Fortunately, no serious effort was made to enforce this ban nor did it apply in Scotland. Almost every English monarch over the last several centuries has been a bowler, and the royal estates were equipped with fine bowling greens - a bowling green being a permanent fixture at Windsor Castle. . King James I was an ardent bowler, as was his son King Charles I. Anne Boleyn was a bowler, as were many noblewomen, including the first Princess Elizabeth and Queen Victoria. The late Queen Mary, and King Edward V enjoyed the game of bowls. Edward VIII, the late Duke of Windsor, was president of the Royal Household Bowling Club of Windsor Castle. His brother, the late George VI, was also an enthusiastic bowler and patron of the English Bowling Association.
In the early days, it was fashionable for the aristocracy to have private bowling greens. Samuel Pepys mentions in his diary being invited to “play at bowls with the nobility and gentry.” Sir Francis Bacon, Sir Water Raleigh, Victor Hugo, and Lord Macauley were all bowlers. British officers installed bowling greens in the American colonies in New York in 1725, and in Port Royal Canada in 1734. George Vanderbilt and John D. Rockefeller had private bowling greens on their estates in 1896.

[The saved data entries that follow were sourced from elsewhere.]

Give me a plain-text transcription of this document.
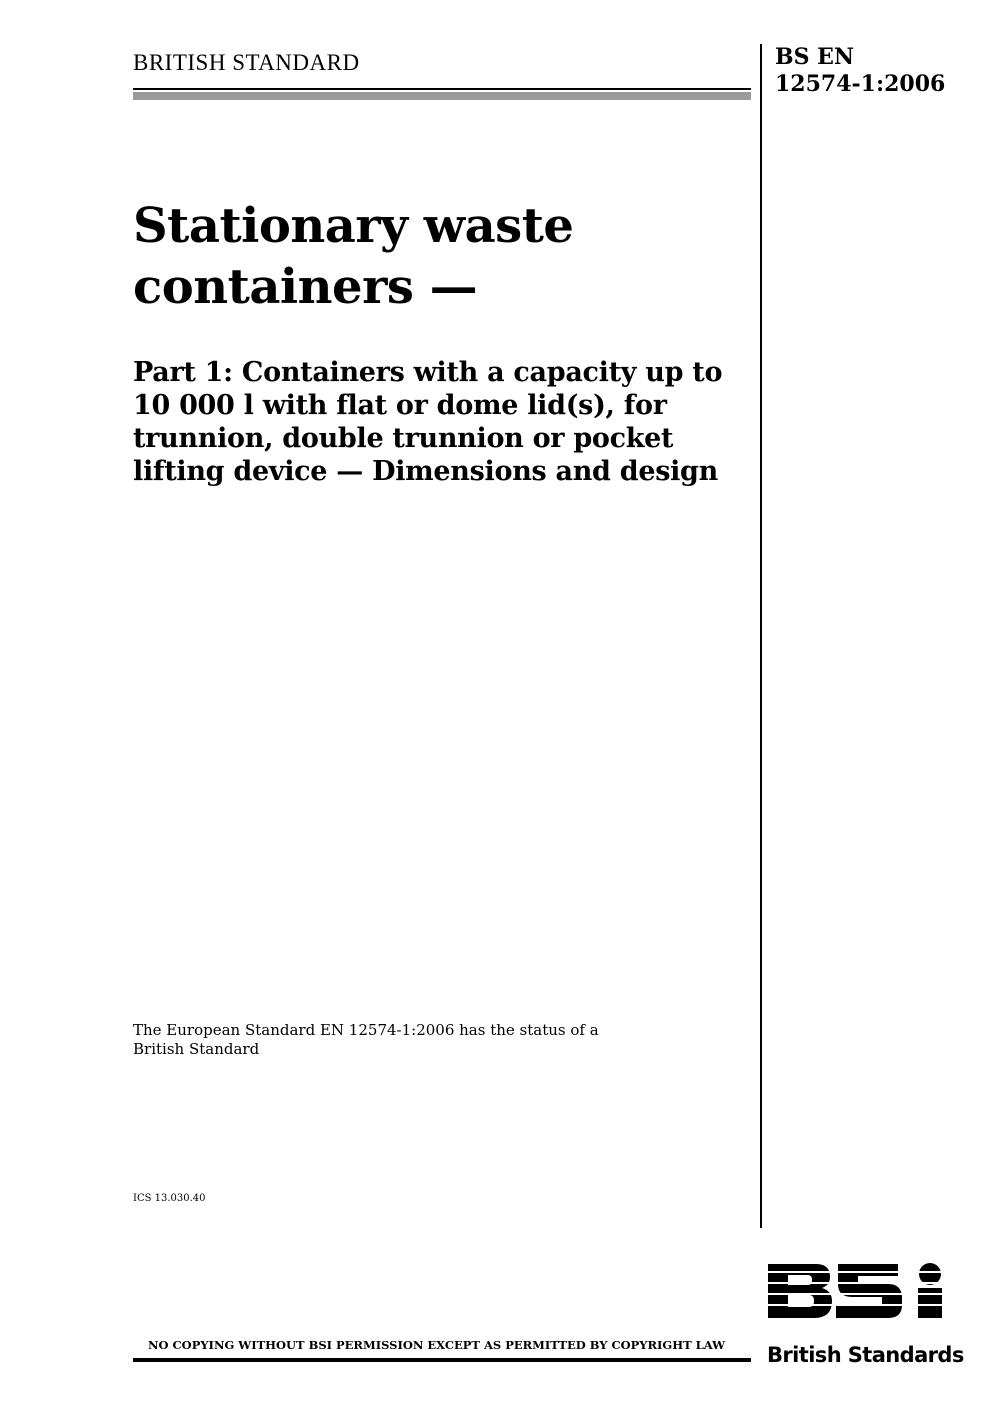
BRITISH STANDARD	BS EN
12574-1:2006
Stationary waste
containers —
Part 1: Containers with a capacity up to
10 000 l with flat or dome lid(s), for
trunnion, double trunnion or pocket
lifting device — Dimensions and design
The European Standard EN 12574-1:2006 has the status of a
British Standard
ICS 13.030.40
NO COPYING WITHOUT BSI PERMISSION EXCEPT AS PERMITTED BY COPYRIGHT LAW British Standards
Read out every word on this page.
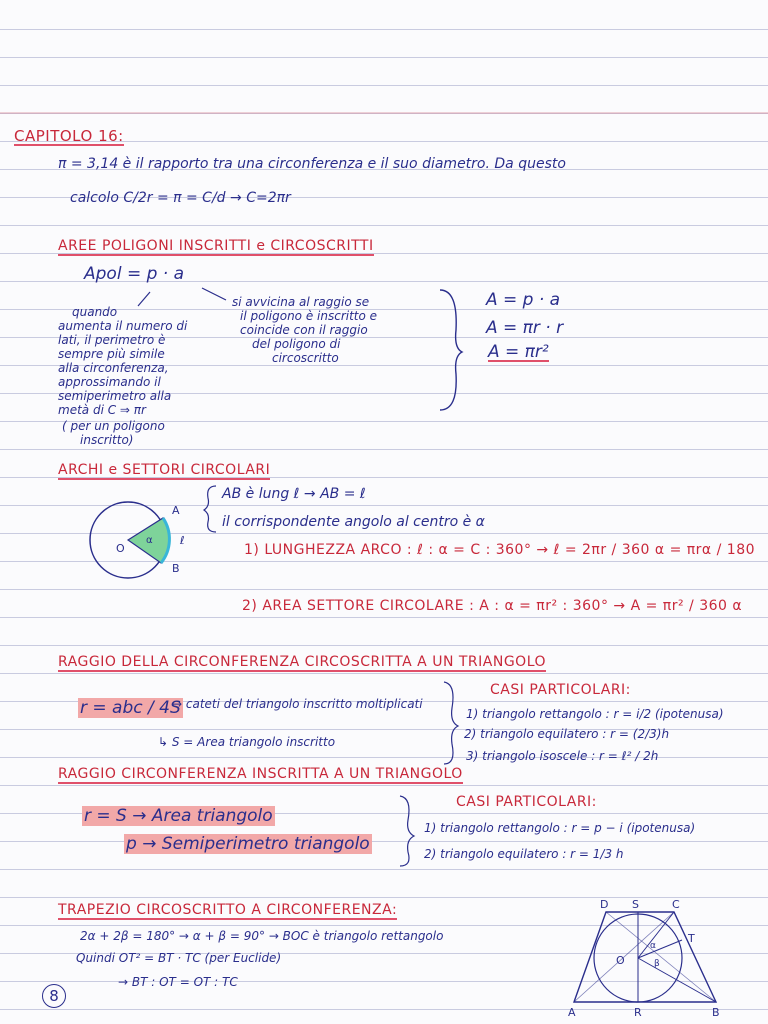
CAPITOLO 16:
π = 3,14 è il rapporto tra una circonferenza e il suo diametro. Da questo
calcolo C/2r = π = C/d → C=2πr
AREE POLIGONI INSCRITTI e CIRCOSCRITTI
Apol = p · a
quando
aumenta il numero di
lati, il perimetro è
sempre più simile
alla circonferenza,
approssimando il
semiperimetro alla
metà di C ⇒ πr
( per un poligono
inscritto)
si avvicina al raggio se
il poligono è inscritto e
coincide con il raggio
del poligono di
circoscritto
A = p · a
A = πr · r
A = πr²
ARCHI e SETTORI CIRCOLARI
AB è lung ℓ → AB = ℓ
il corrispondente angolo al centro è α
1) LUNGHEZZA ARCO : ℓ : α = C : 360° → ℓ = 2πr / 360 α = πrα / 180
2) AREA SETTORE CIRCOLARE : A : α = πr² : 360° → A = πr² / 360 α
RAGGIO DELLA CIRCONFERENZA CIRCOSCRITTA A UN TRIANGOLO
r = abc / 4S
→ cateti del triangolo inscritto moltiplicati
↳ S = Area triangolo inscritto
CASI PARTICOLARI:
1) triangolo rettangolo : r = i/2 (ipotenusa)
2) triangolo equilatero : r = (2/3)h
3) triangolo isoscele : r = ℓ² / 2h
RAGGIO CIRCONFERENZA INSCRITTA A UN TRIANGOLO
r = S → Area triangolo
p → Semiperimetro triangolo
CASI PARTICOLARI:
1) triangolo rettangolo : r = p − i (ipotenusa)
2) triangolo equilatero : r = 1/3 h
TRAPEZIO CIRCOSCRITTO A CIRCONFERENZA:
2α + 2β = 180° → α + β = 90° → BOC è triangolo rettangolo
Quindi OT² = BT · TC (per Euclide)
→ BT : OT = OT : TC
8
A
B
O
α ℓ
D S	C
T
O
A	R	B
α
β
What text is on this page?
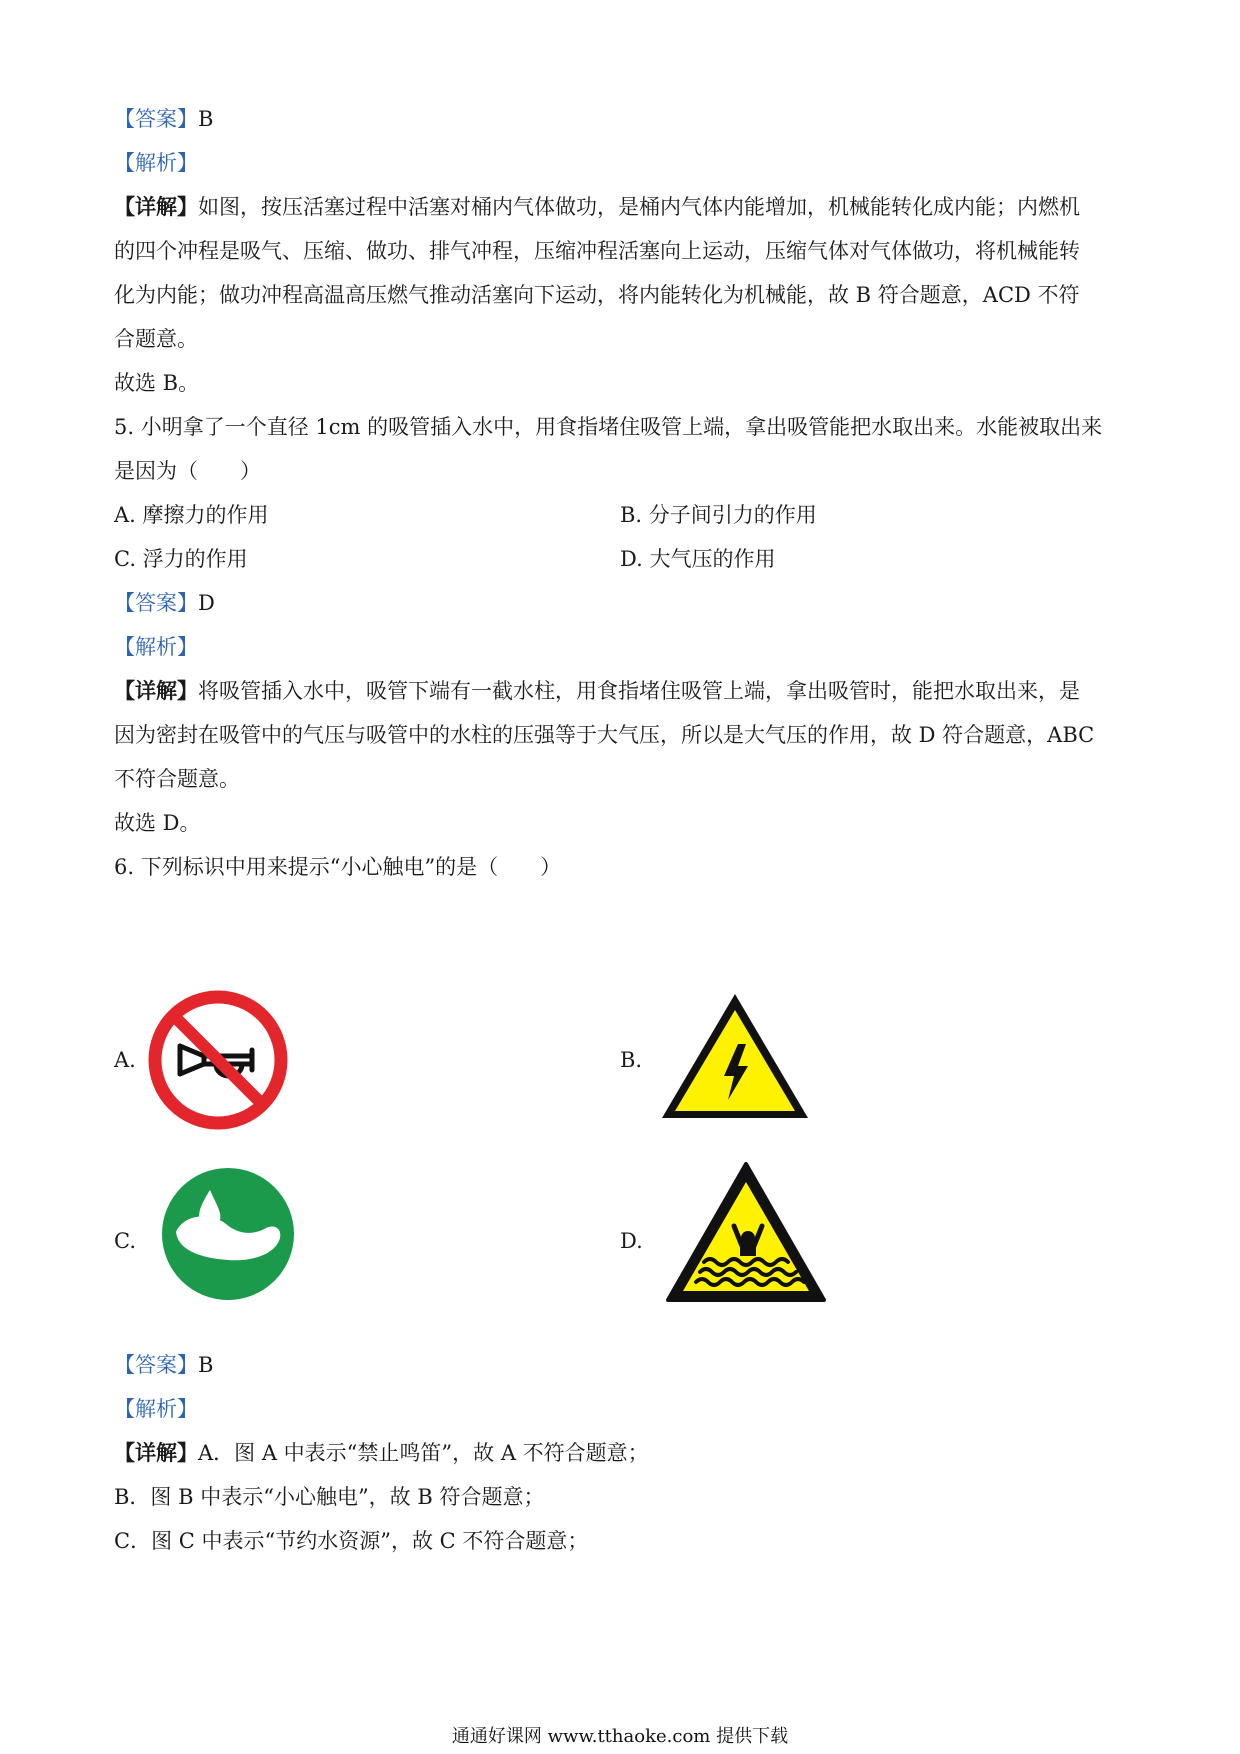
【答案】B
【解析】
【详解】如图，按压活塞过程中活塞对桶内气体做功，是桶内气体内能增加，机械能转化成内能；内燃机
的四个冲程是吸气、压缩、做功、排气冲程，压缩冲程活塞向上运动，压缩气体对气体做功，将机械能转
化为内能；做功冲程高温高压燃气推动活塞向下运动，将内能转化为机械能，故 B 符合题意，ACD 不符
合题意。
故选 B。
5. 小明拿了一个直径 1cm 的吸管插入水中，用食指堵住吸管上端，拿出吸管能把水取出来。水能被取出来
是因为（　　）
A. 摩擦力的作用	B. 分子间引力的作用
C. 浮力的作用	D. 大气压的作用
【答案】D
【解析】
【详解】将吸管插入水中，吸管下端有一截水柱，用食指堵住吸管上端，拿出吸管时，能把水取出来，是
因为密封在吸管中的气压与吸管中的水柱的压强等于大气压，所以是大气压的作用，故 D 符合题意，ABC
不符合题意。
故选 D。
6. 下列标识中用来提示“小心触电”的是（　　）
A.	B.
C.	D.
【答案】B
【解析】
【详解】A．图 A 中表示“禁止鸣笛”，故 A 不符合题意；
B．图 B 中表示“小心触电”，故 B 符合题意；
C．图 C 中表示“节约水资源”，故 C 不符合题意；
通通好课网 www.tthaoke.com 提供下载
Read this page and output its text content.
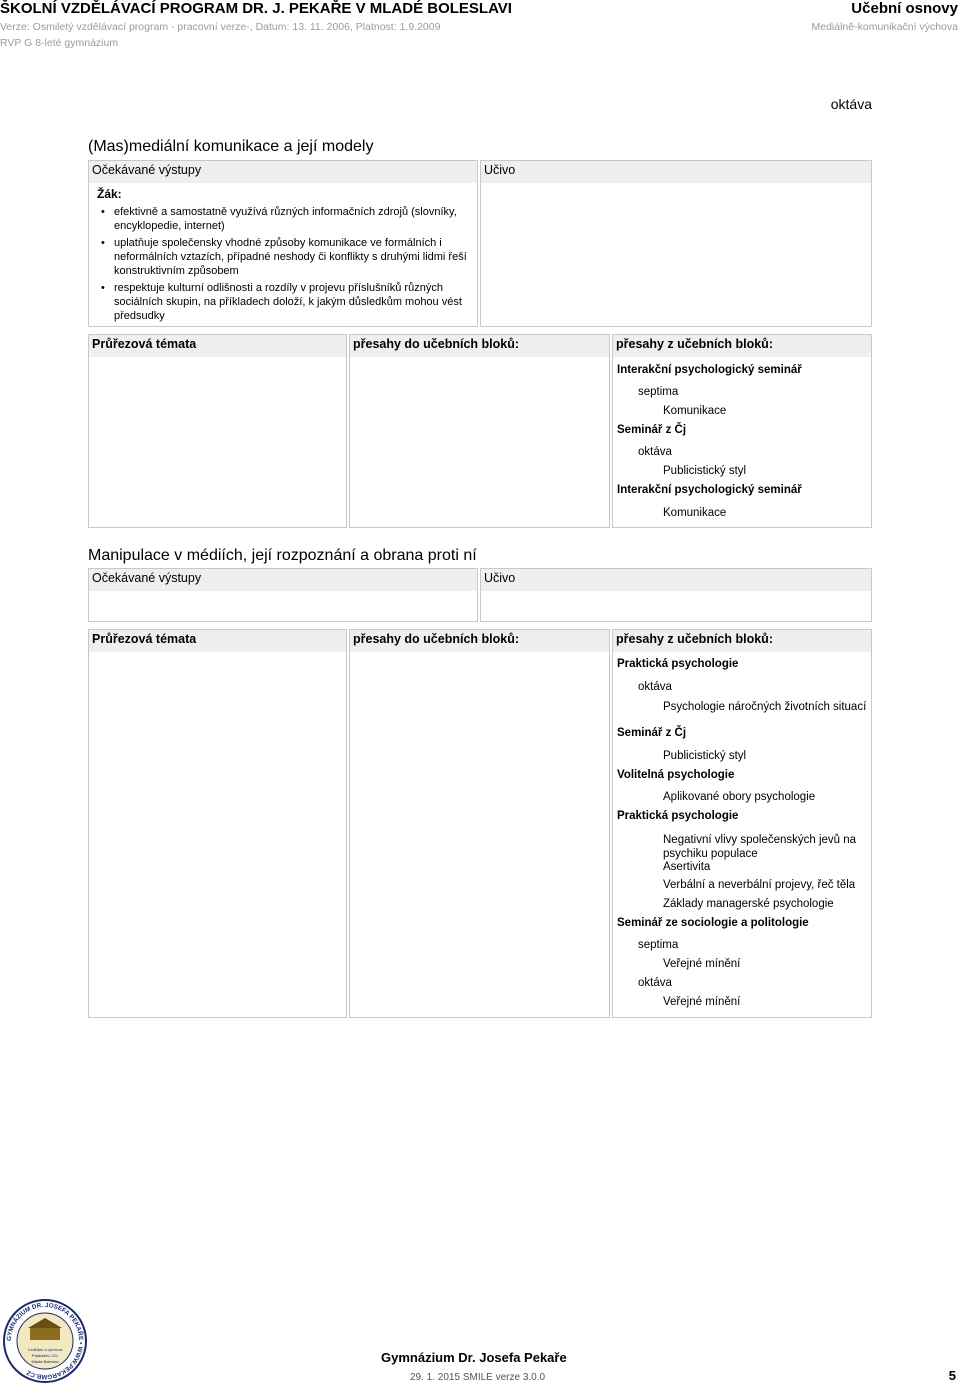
ŠKOLNÍ VZDĚLÁVACÍ PROGRAM DR. J. PEKAŘE V MLADÉ BOLESLAVI	Učební osnovy
Verze: Osmiletý vzdělávací program - pracovní verze-, Datum: 13. 11. 2006, Platnost: 1.9.2009	Mediálně-komunikační výchova
RVP G 8-leté gymnázium
oktáva
(Mas)mediální komunikace a její modely
Očekávané výstupy
Žák:
• efektivně a samostatně využívá různých informačních zdrojů (slovníky, encyklopedie, internet)
• uplatňuje společensky vhodné způsoby komunikace ve formálních i neformálních vztazích, případné neshody či konflikty s druhými lidmi řeší konstruktivním způsobem
• respektuje kulturní odlišnosti a rozdíly v projevu příslušníků různých sociálních skupin, na příkladech doloží, k jakým důsledkům mohou vést předsudky
Učivo
Průřezová témata	přesahy do učebních bloků:	přesahy z učebních bloků:
Interakční psychologický seminář
septima
Komunikace
Seminář z Čj
oktáva
Publicistický styl
Interakční psychologický seminář
Komunikace
Manipulace v médiích, její rozpoznání a obrana proti ní
Očekávané výstupy	Učivo
Průřezová témata	přesahy do učebních bloků:	přesahy z učebních bloků:
Praktická psychologie
oktáva
Psychologie náročných životních situací
Seminář z Čj
Publicistický styl
Volitelná psychologie
Aplikované obory psychologie
Praktická psychologie
Negativní vlivy společenských jevů na psychiku populace
Asertivita
Verbální a neverbální projevy, řeč těla
Základy managerské psychologie
Seminář ze sociologie a politologie
septima
Veřejné mínění
oktáva
Veřejné mínění
GYMNÁZIUM DR. JOSEFA PEKAŘE • WWW.PEKARGMB.CZ
Vzdělání a výchova
Palackého 211
Mladá Boleslav	Gymnázium Dr. Josefa Pekaře
29. 1. 2015 SMILE verze 3.0.0	5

Today, bowls is no longer solely a rich person’s game. The world famous have played and enjoyed this game from ancient to modern times, ranging from Dr. Samuel Johnson to Dr. William Brady, and from Shakespeare to Walt Disney. Play continues on the very green at Plymouth Hoe where Sir Francis Drake and his captains bowled that memorable day in 1588 when word arrived of the invading Spanish Armada. His immortalized response, “At first, we still have to finish this match!”
The American Scene
Lawn bowling appears to have been introduced into the American colonies in the1600s, although archaeologists have uncovered biased stone bowls, now in a museum at Vancouver, B.C. which indicate that a similar game was played be the Native Americans centuries before this. Bowling greens were registered in Boston in 1615, New Amsterdam (now New York) and shortly thereafter in Washington and Virginia.
In 1732, the year of George Washington’s birth, his father, Augustus, constructed the bowling green at Mount Vernon. At this time the game was highly favored as a genteel pastime by the ranking officers of the British Colonial Army, and the green at Mount Vernon was undoubtedly very popular. George grew up with the game, became an avid bowler in his youth and remaining a life-long enthusiasm. The Washington's maintained the Mount Vernon bowling tradition sponsoring bowling on the green as “suitable for the intelligentia and ranking army officers.” Inevitably the game lost its popularity during the Revolution - war hysteria sweeping all thing British with it, including bowling greens. Greens were plowed up, converted to camp grounds, planted with flowers or trees, and hidden as much as possible. At Mount Vernon the abandoned green was converted to a garden.
Enthusiasm for bowling did not return to the United States until the late 1800's and in 1926 the first greens were built in Central Park.